The Global Specialty Lens Symposium (GSLS) awarded the GSLS 2016 Award of Excellence at its conference in Las Vegas, Nevada in January.
The joint award was given to four recipients whose publications have educated and inspired generations of contact lens practitioners across the globe: Professor Phillips and US optometrists Professor Edward Bennett, Dr Gerald Lowther and Dr Robert Mandell.
Professor Phillips has contributed to many optometric publications, and is co-editor of the optometric textbook Contact Lenses and author of The Optometrist’s Practitioner-Patient Manual, a book of photos and diagrams to help optometrists and particularly students explain to patients their clinical condition.
He is head of contact lens teaching at Flinders University’s School of Optometry and Vision Science and leads the Medical Contact Lens Units at the Flinders Medical Centre and the Women’s and Children’s Hospital in Adelaide.

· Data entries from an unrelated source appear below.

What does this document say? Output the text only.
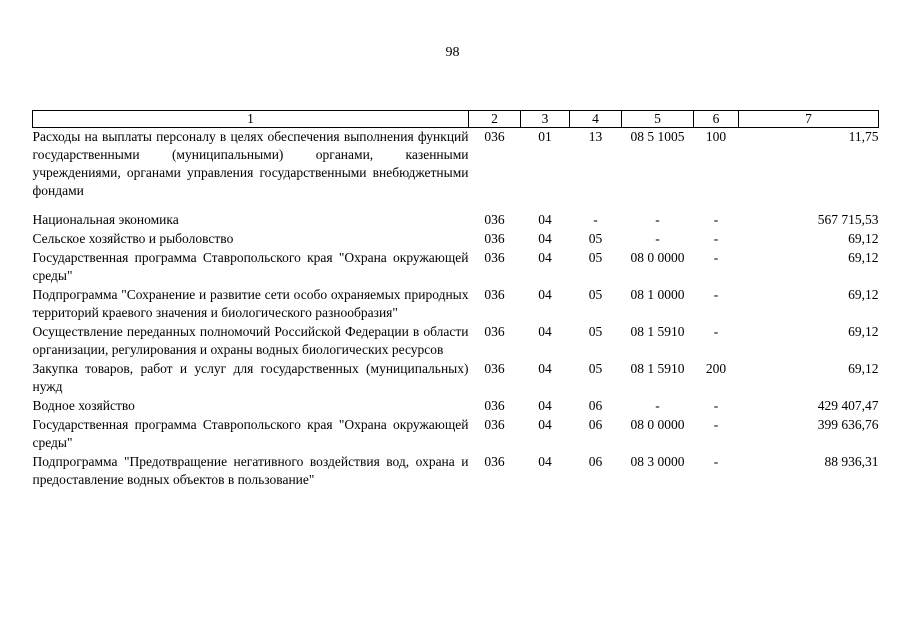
98
1	2	3	4	5	6	7
Расходы на выплаты персоналу в целях обеспечения выполнения функций государственными (муниципальными) органами, казенными учреждениями, органами управления государственными внебюджетными фондами	036	01	13	08 5 1005	100	11,75
Национальная экономика	036	04	-	-	-	567 715,53
Сельское хозяйство и рыболовство	036	04	05	-	-	69,12
Государственная программа Ставропольского края "Охрана окружающей среды"	036	04	05	08 0 0000	-	69,12
Подпрограмма "Сохранение и развитие сети особо охраняемых природных территорий краевого значения и биологического разнообразия"	036	04	05	08 1 0000	-	69,12
Осуществление переданных полномочий Российской Федерации в области организации, регулирования и охраны водных биологических ресурсов	036	04	05	08 1 5910	-	69,12
Закупка товаров, работ и услуг для государственных (муниципальных) нужд	036	04	05	08 1 5910	200	69,12
Водное хозяйство	036	04	06	-	-	429 407,47
Государственная программа Ставропольского края "Охрана окружающей среды"	036	04	06	08 0 0000	-	399 636,76
Подпрограмма "Предотвращение негативного воздействия вод, охрана и предоставление водных объектов в пользование"	036	04	06	08 3 0000	-	88 936,31
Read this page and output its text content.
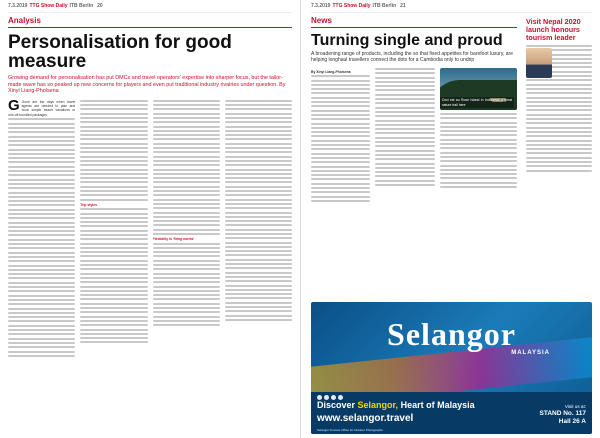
7.3.2019 TTG Show Daily ITB Berlin 20
Analysis
Personalisation for good measure
Growing demand for personalisation has put DMCs and travel operators' expertise into sharper focus, but the tailor-made wave has so peaked up new concerns for players and even put traditional industry rivalries under question. By Xinyi Liang-Pholsena

G Gone are the days when travel agents are needed to plan and book simple beach vacations or one-off bundled packages.

Trip styles
Flexibility is 'firing norms'
7.3.2019 TTG Show Daily ITB Berlin 21
News
Turning single and proud
A broadening range of products, including the so that fixed appetites for barefoot luxury, are helping longhaul travellers connect the dots for a Cambodia only to undrip
By Xinyi Liang-Pholsena
Ceci est au Rose Island in Indonesia a great nature trail here
Visit Nepal 2020 launch honours tourism leader
Selangor
MALAYSIA
Discover Selangor, Heart of Malaysia
www.selangor.travel
Visit us at:
STAND No. 117
Hall 26 A
Selangor Tourism Office for Outdoor Photographs
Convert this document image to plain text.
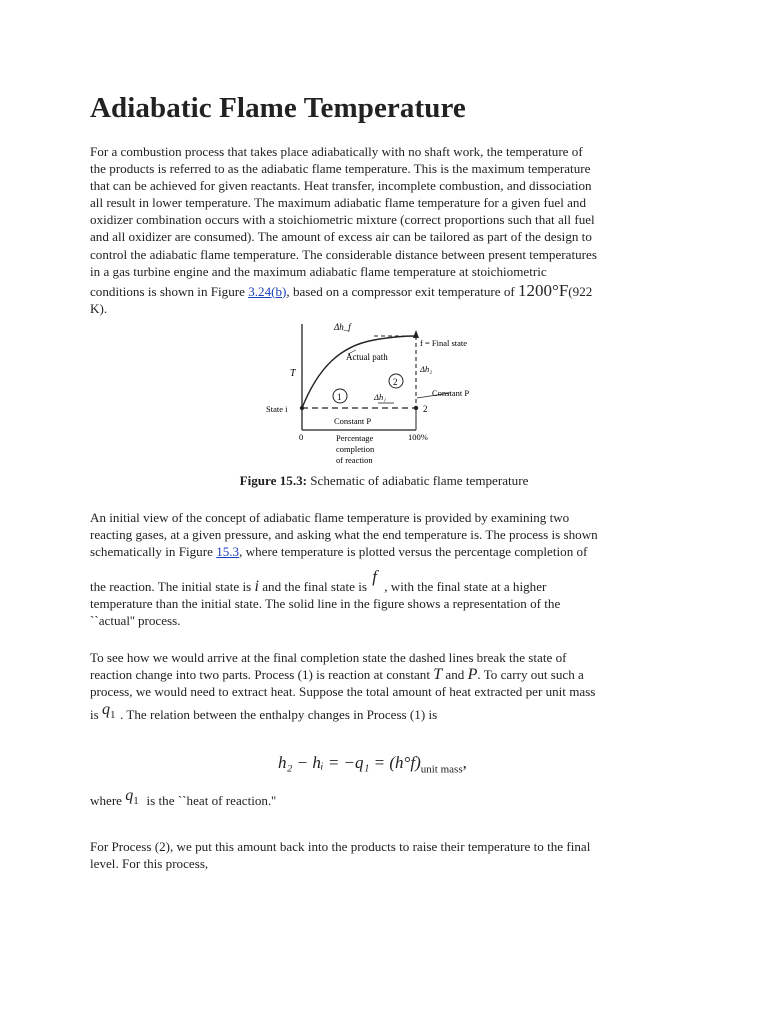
Adiabatic Flame Temperature
For a combustion process that takes place adiabatically with no shaft work, the temperature of
the products is referred to as the adiabatic flame temperature. This is the maximum temperature
that can be achieved for given reactants. Heat transfer, incomplete combustion, and dissociation
all result in lower temperature. The maximum adiabatic flame temperature for a given fuel and
oxidizer combination occurs with a stoichiometric mixture (correct proportions such that all fuel
and all oxidizer are consumed). The amount of excess air can be tailored as part of the design to
control the adiabatic flame temperature. The considerable distance between present temperatures
in a gas turbine engine and the maximum adiabatic flame temperature at stoichiometric
conditions is shown in Figure 3.24(b), based on a compressor exit temperature of 1200°F(922
K).
Δh_f
Actual path
f = Final state
T
1
2
Δh₂
Δh₁	Constant P
State i	2
Constant P
0	100%
Percentage
completion
of reaction
Figure 15.3: Schematic of adiabatic flame temperature
An initial view of the concept of adiabatic flame temperature is provided by examining two
reacting gases, at a given pressure, and asking what the end temperature is. The process is shown
schematically in Figure 15.3, where temperature is plotted versus the percentage completion of
the reaction. The initial state is i and the final state is
f
, with the final state at a higher
temperature than the initial state. The solid line in the figure shows a representation of the
``actual'' process.
To see how we would arrive at the final completion state the dashed lines break the state of
reaction change into two parts. Process (1) is reaction at constant T and P. To carry out such a
process, we would need to extract heat. Suppose the total amount of heat extracted per unit mass
is $q_1$ . The relation between the enthalpy changes in Process (1) is
h₂ − hᵢ = $-q_1 = (h^\circ f)_{unit mass}$,
where $q_1$ is the ``heat of reaction.''
For Process (2), we put this amount back into the products to raise their temperature to the final
level. For this process,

The awards are given annually to distinguished clinicians, scholars and scientists in the contact lens field, particularly those working in areas relating to speciality contact lenses.
‘I am delighted and humbled to be recognised for my work and very proud to have been able to represent Australia and Flinders University,’ Professor Phillips said in a media release.
His optometric career began in London after graduating from The City University and researching micro-ocular anatomy, reaction times with yellow night driving spectacles and underwater contact lenses for the Royal Navy.
The GSLS website states: ‘As a penniless research student he and three other research students began fitting private contact lens patients as a means of supplementing their income. Three now lecture in universities around the world on the subject. They also formed part of the core that produced the first edition of the textbook Contact Lenses.
‘Tony has lectured extensively around the world and is now working with co-editor Lynne Speedwell on the sixth edition of the Contact Lenses textbook which includes more than 40 co-authors from around the world.’
A former national president of The Australian Cornea and Contact Lens Society, he received the society’s Lifetime Achievement Award in 2007.
Professor Phillips is the third Australian to have received the GSLS Award of Excellence. The inaugural winner was the late Professor Brien Holden in 2013, and the 2015 recipient was scleral lens pioneer, Donald Ezekiel.